We had been to Finchdale Priory before and loved it.  This time we knew there was a pub we could walk to. After a game of "Pooh sticks," (in which I lost), we meandered to the pub.  We thought it'd be a delightful walk in the woods.  It was a country road meaning no sidewalk, mud splattered, mole-hilled, cars-careening-around-the-bend road.  And the pub wasn't a real pub, but a golf course.



the golf course


We walked into the little reception and they had three items on their menu. I am now a firm believer that no matter what pub in Britain, no matter how dodgey, the safest thing to order is fish and chips.  Which were delicious.  It had a coal fireplace and was rather empty.  Fran was delighted because when he first moved to Durham he had tried to play golf at this very place, but had never managed the time, and lo and behold we were there. He even asked me to take a picture of him, because Fran loathes photos. Simply hates them. (Had you scrolled through facebook and wondered why you couldn't find more of Fran?)



the "pub"




the picture fran demanded I take of him

After lunch, Fran gave me a sideways glance and asked if we wanted to do some driving.  I happily agreed, and we spent the next forty five minutes perfecting our swing.  We walked back to the priory along the life-threatening road.  We kept trying to hold hands which led to one of us either being shoved into a hedgerow or being nudged into a car.



the golfer



the bungling amateur


We came back to the path that led down to the priory.  Now the priory is on a river and the hill beside it is rather high, and we happened to be on this high hill.  We walked down until we were on eye-level with priory and the river just below, and as we were walking this kind of excited energy began between us.  It happened on our first (real) date to Arthur's seat and again, in a moment outside the Louve in Paris.  It had always led to big things. (Outside the Louve, I realized that as hard as I had tried not to, I really liked this stoner. On Arthur's seat, we started dating for real.)

By this time we're both really excited, and Fran bursts out, "I have something I really really want to show you." And he's so excited, he pulls a green box out of his pocket and opens it. There was a darling ring, and he asked me a rather important question, and then realized he wasn't on one knee. So he quickly crouched, and I quickly said yes, and the ring fit.

And then we promptly freaked out.

We were happy, but the magnitude sort of hit us in the gut. We played a game of Pooh Sticks (I won this time.) We wandered around the priory, and kept saying quietly aloud, "We're really engaged. We're really getting married," like we couldn't hardly believe it ourselves. We kept having to convince each other.  We demanded a stranger take pictures of us. We were going to head back to the car (just in time to make our 5 pm service).   But then we realized we needed a walk, so we walked along the river and talked and let our legs expend some energy.



the moment I won pooh sticks


He told me how he picked out the ring.  How he wanted to go to Newcastle but saw that in Durham there was a nice store that was having a very large sale.  How he wanted white gold, but didn't like any of them.
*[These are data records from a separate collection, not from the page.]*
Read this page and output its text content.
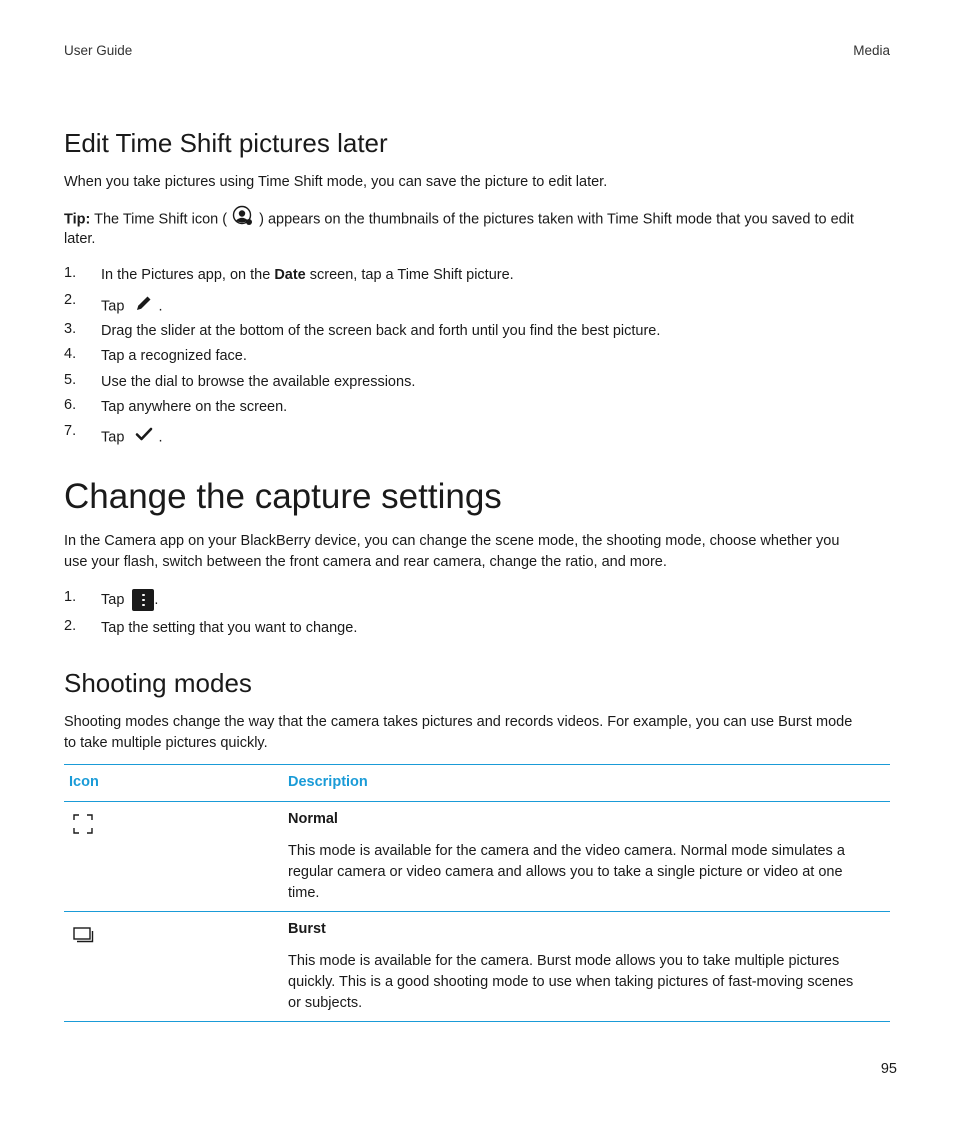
User Guide	Media
Edit Time Shift pictures later

When you take pictures using Time Shift mode, you can save the picture to edit later.

Tip: The Time Shift icon ( ) appears on the thumbnails of the pictures taken with Time Shift mode that you saved to edit
later.
1. In the Pictures app, on the Date screen, tap a Time Shift picture.
2. Tap .
3. Drag the slider at the bottom of the screen back and forth until you find the best picture.
4. Tap a recognized face.
5. Use the dial to browse the available expressions.
6. Tap anywhere on the screen.
7. Tap .
Change the capture settings

In the Camera app on your BlackBerry device, you can change the scene mode, the shooting mode, choose whether you

use your flash, switch between the front camera and rear camera, change the ratio, and more.

1. Tap .
2. Tap the setting that you want to change.
Shooting modes

Shooting modes change the way that the camera takes pictures and records videos. For example, you can use Burst mode

to take multiple pictures quickly.

Icon	Description
Normal

This mode is available for the camera and the video camera. Normal mode simulates a

regular camera or video camera and allows you to take a single picture or video at one

time.

Burst

This mode is available for the camera. Burst mode allows you to take multiple pictures

quickly. This is a good shooting mode to use when taking pictures of fast-moving scenes

or subjects.

95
How he reluctantly looked at real gold.  How he saw it and just loved it. How it was the only one left.  How it fit his wee finger perfectly. And how it fit mine just right (despite all my other fingers being jammed from years and years of basketball).  We were more overwhelmed than excited.  I called my sister.  She was more excited than we were.




the moment we demanded strangers take a photo of us


And then we called our families.  Turns out Fran had talked to his parents all afternoon on Saturday.  Turns out the phone call in the pub was him asking my dad.  Turns out he had met with our Durham pastor who explained the importance of Ephesians 5. And the flood of lovely calls and texts were completely overwhelming.  Not in a thousand years would I have ever guessed so many people would be this delighted to wish us well.

And how do we feel now, you ask? Overwhelmed, exhausted, but very happy.